DW: That’s just awful… so you…
GM: You get used to it I guess. Thank you. What is this? There’s something underneath here… oh it’s just the sheet getting wadded up.
DW: There you go, Sugar… well I’m just so sorry you’ve had to go through that. That’s just awful.
GM: Well that’s just… it’s just the way it is I guess… or the way it was anyway… ’cause I ain’t gonna go through it never again no more, you know… ’cause I got custody of myself now.
DW: That’s right now. You do.
GM: That’s right… Ma’am…
DW: Yes, Darling?
GM: You know… you and… Ms. Pershing are about the nicest folks I ever did know…
DW: Well thank you, Gabby, that’s real nice to hear.
GM: Yeah, well… I just wanna let you know that… ’cause I don’t have too many folks nice to me, you know.
DW: Well I think you’re awful nice too, Gabby… you… you just get rested up and… you know what… I think we’ve got enough of this to keep track of what we need… now you’re sure you don’t know where Buddy might be hiding?
GM: No Ma’am.
DW: Alright then… The time is 14:41 and this concludes the interview with Miss Martaugh and thank you again, Miss Martaugh for your cooperation.
(END RECORD)
It hurts for me to read this now as I know things would have turned out different if I’d been there during this conversation. Glad to have it here though. Gabby had asked about doing blood tests on the baby to make sure everything was going alright. Having read this, I know now that she was concerned about the disease her cousins carried. Told her there was no safe way of doing fetal blood tests.
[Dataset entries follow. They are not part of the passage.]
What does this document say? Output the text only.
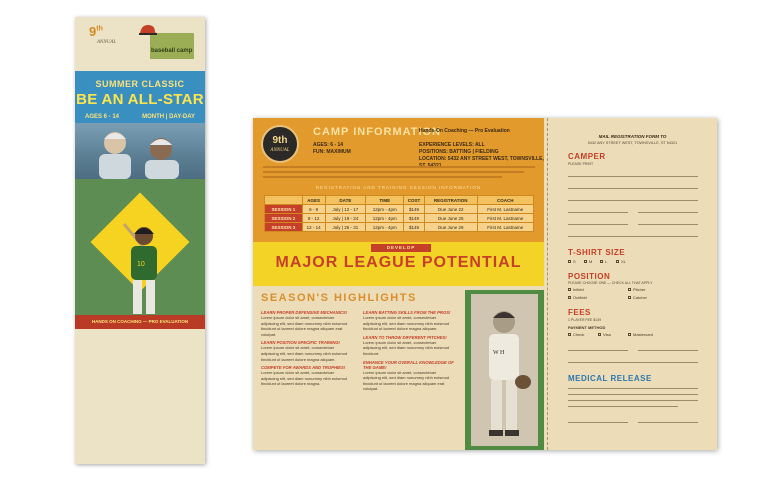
9th
ANNUAL
baseball camp
SUMMER CLASSIC
BE AN ALL-STAR
AGES 6 - 14	MONTH | DAY-DAY
10
HANDS ON COACHING — PRO EVALUATION
9th
ANNUAL
CAMP INFORMATION
Hands-On Coaching — Pro Evaluation
AGES: 6 - 14
FUN: MAXIMUM
EXPERIENCE LEVELS: ALL
POSITIONS: BATTING | FIELDING
LOCATION: 5432 ANY STREET WEST, TOWNSVILLE,
REGISTRATION AND TRAINING SESSION INFORMATION
	AGES	DATE	TIME	COST	REGISTRATION	COACH
SESSION 1	6 - 9	July | 12 - 17	12pm - 4pm	$149	Due June 22	First M. Lastname
SESSION 2	9 - 12	July | 19 - 24	12pm - 4pm	$149	Due June 25	First M. Lastname
SESSION 3	12 - 14	July | 26 - 31	12pm - 4pm	$149	Due June 29	First M. Lastname
DEVELOP
MAJOR LEAGUE POTENTIAL
SEASON'S HIGHLIGHTS
LEARN PROPER DEFENSIVE MECHANICS!

Lorem ipsum dolor sit amet, consectetuer adipiscing elit, sed diam nonummy nibh euismod tincidunt ut laoreet dolore magna aliquam erat volutpat.

LEARN POSITION SPECIFIC TRAINING!

Lorem ipsum dolor sit amet, consectetuer adipiscing elit, sed diam nonummy nibh euismod tincidunt ut laoreet dolore magna aliquam.

COMPETE FOR AWARDS AND TROPHIES!

Lorem ipsum dolor sit amet, consectetuer adipiscing elit, sed diam nonummy nibh euismod tincidunt ut laoreet dolore magna.

LEARN BATTING SKILLS FROM THE PROS!

Lorem ipsum dolor sit amet, consectetuer adipiscing elit, sed diam nonummy nibh euismod tincidunt ut laoreet dolore magna aliquam.

LEARN TO THROW DIFFERENT PITCHES!

Lorem ipsum dolor sit amet, consectetuer adipiscing elit, sed diam nonummy nibh euismod tincidunt.

ENHANCE YOUR OVERALL KNOWLEDGE OF THE GAME!

Lorem ipsum dolor sit amet, consectetuer adipiscing elit, sed diam nonummy nibh euismod tincidunt ut laoreet dolore magna aliquam erat volutpat.

W H
MAIL REGISTRATION FORM TO
5432 ANY STREET WEST, TOWNSVILLE, ST 54321
CAMPER
PLEASE PRINT
T-SHIRT SIZE
S	M	L	XL
POSITION
PLEASE CHOOSE ONE — CHECK ALL THAT APPLY
Infield	Pitcher
Outfield	Catcher
FEES
1 PLAYER FEE $149
PAYMENT METHOD
Check	Visa	Mastercard
MEDICAL RELEASE
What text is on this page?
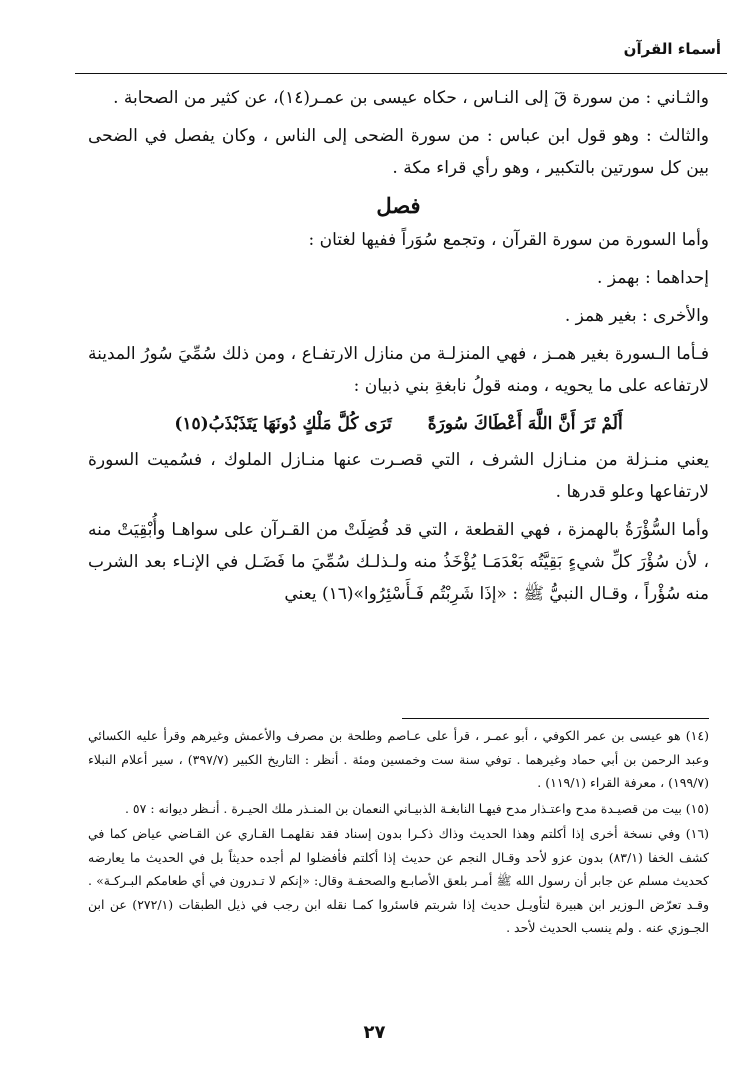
أسماء القرآن

والثـاني : من سورة قٓ إلى النـاس ، حكاه عيسى بن عمـر(١٤)، عن كثير من الصحابة .

والثالث : وهو قول ابن عباس : من سورة الضحى إلى الناس ، وكان يفصل في الضحى بين كل سورتين بالتكبير ، وهو رأي قراء مكة .

فصل

وأما السورة من سورة القرآن ، وتجمع سُوَراً ففيها لغتان :

إحداهما : بهمز .

والأخرى : بغير همز .

فـأما الـسورة بغير همـز ، فهي المنزلـة من منازل الارتفـاع ، ومن ذلك سُمِّيَ سُورُ المدينة لارتفاعه على ما يحويه ، ومنه قولُ نابغةِ بني ذبيان :

أَلَمْ تَرَ أَنَّ اللَّهَ أَعْطَاكَ سُورَةً
تَرَى كُلَّ مَلْكٍ دُونَهَا يَتَذَبْذَبُ(١٥)

يعني منـزلة من منـازل الشرف ، التي قصـرت عنها منـازل الملوك ، فسُميت السورة لارتفاعها وعلو قدرها .

وأما السُّؤْرَةُ بالهمزة ، فهي القطعة ، التي قد فُضِلَتْ من القـرآن على سواهـا وأُبْقِيَتْ منه ، لأن سُؤْرَ كلِّ شيءٍ بَقِيَّتُه بَعْدَمَـا يُؤْخَذُ منه ولـذلـك سُمِّيَ ما فَضَـل في الإنـاء بعد الشرب منه سُؤْراً ، وقـال النبيُّ ﷺ : «إذَا شَرِبْتُم فَـأَسْئِرُوا»(١٦) يعني

(١٤) هو عيسى بن عمر الكوفي ، أبو عمـر ، قرأ على عـاصم وطلحة بن مصرف والأعمش وغيرهم وقرأ عليه الكسائي وعبد الرحمن بن أبي حماد وغيرهما . توفي سنة ست وخمسين ومئة . أنظر : التاريخ الكبير (٣٩٧/٧) ، سير أعلام النبلاء (١٩٩/٧) ، معرفة القراء (١١٩/١) .

(١٥) بيت من قصيـدة مدح واعتـذار مدح فيهـا النابغـة الذبيـاني النعمان بن المنـذر ملك الحيـرة . أنـظر ديوانه : ٥٧ .

(١٦) وفي نسخة أخرى إذا أكلتم وهذا الحديث وذاك ذكـرا بدون إسناد فقد نقلهمـا القـاري عن القـاضي عياض كما في كشف الخفا (٨٣/١) بدون عزو لأحد وقـال النجم عن حديث إذا أكلتم فأفضلوا لم أجده حديثاً بل في الحديث ما يعارضه كحديث مسلم عن جابر أن رسول الله ﷺ أمـر بلعق الأصابـع والصحفـة وقال: «إنكم لا تـدرون في أي طعامكم البـركـة» . وقـد تعرّض الـوزير ابن هبيرة لتأويـل حديث إذا شربتم فاسئروا كمـا نقله ابن رجب في ذيل الطبقات (٢٧٢/١) عن ابن الجـوزي عنه . ولم ينسب الحديث لأحد .

٢٧
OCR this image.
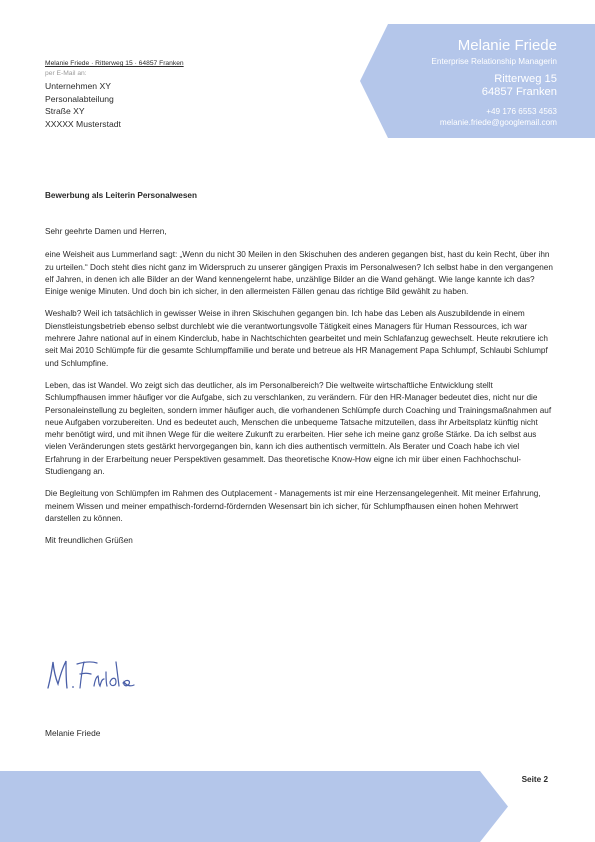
Melanie Friede
Enterprise Relationship Managerin
Ritterweg 15
64857 Franken
+49 176 6553 4563
melanie.friede@googlemail.com
Melanie Friede · Ritterweg 15 · 64857 Franken
per E-Mail an:
Unternehmen XY
Personalabteilung
Straße XY
XXXXX Musterstadt
Bewerbung als Leiterin Personalwesen

Sehr geehrte Damen und Herren,

eine Weisheit aus Lummerland sagt: „Wenn du nicht 30 Meilen in den Skischuhen des anderen gegangen bist, hast du kein Recht, über ihn zu urteilen.“ Doch steht dies nicht ganz im Widerspruch zu unserer gängigen Praxis im Personalwesen? Ich selbst habe in den vergangenen elf Jahren, in denen ich alle Bilder an der Wand kennengelernt habe, unzählige Bilder an die Wand gehängt. Wie lange kannte ich das? Einige wenige Minuten. Und doch bin ich sicher, in den allermeisten Fällen genau das richtige Bild gewählt zu haben.

Weshalb? Weil ich tatsächlich in gewisser Weise in ihren Skischuhen gegangen bin. Ich habe das Leben als Auszubildende in einem Dienstleistungsbetrieb ebenso selbst durchlebt wie die verantwortungsvolle Tätigkeit eines Managers für Human Ressources, ich war mehrere Jahre national auf in einem Kinderclub, habe in Nachtschichten gearbeitet und mein Schlafanzug gewechselt. Heute rekrutiere ich seit Mai 2010 Schlümpfe für die gesamte Schlumpffamilie und berate und betreue als HR Management Papa Schlumpf, Schlaubi Schlumpf und Schlumpfine.

Leben, das ist Wandel. Wo zeigt sich das deutlicher, als im Personalbereich? Die weltweite wirtschaftliche Entwicklung stellt Schlumpfhausen immer häufiger vor die Aufgabe, sich zu verschlanken, zu verändern. Für den HR-Manager bedeutet dies, nicht nur die Personaleinstellung zu begleiten, sondern immer häufiger auch, die vorhandenen Schlümpfe durch Coaching und Trainingsmaßnahmen auf neue Aufgaben vorzubereiten. Und es bedeutet auch, Menschen die unbequeme Tatsache mitzuteilen, dass ihr Arbeitsplatz künftig nicht mehr benötigt wird, und mit ihnen Wege für die weitere Zukunft zu erarbeiten. Hier sehe ich meine ganz große Stärke. Da ich selbst aus vielen Veränderungen stets gestärkt hervorgegangen bin, kann ich dies authentisch vermitteln. Als Berater und Coach habe ich viel Erfahrung in der Erarbeitung neuer Perspektiven gesammelt. Das theoretische Know-How eigne ich mir über einen Fachhochschul-Studiengang an.

Die Begleitung von Schlümpfen im Rahmen des Outplacement - Managements ist mir eine Herzensangelegenheit. Mit meiner Erfahrung, meinem Wissen und meiner empathisch-fordernd-fördernden Wesensart bin ich sicher, für Schlumpfhausen einen hohen Mehrwert darstellen zu können.

Mit freundlichen Grüßen

Melanie Friede
Seite 2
It had been done before, but it was very dangerous for both the mother and the baby. That type of test would have to wait until the child was born.
I recollect when Gabby was discharged, Deputy Warren agreed to give her a ride to the jail to see her daddy. They told him Gabby had been beat up pretty bad and she wanted to let him know she was alright, so the Deputy took her to see him. That’s the kind of person Gabby is. No matter how bad he treated her, she still did right by him.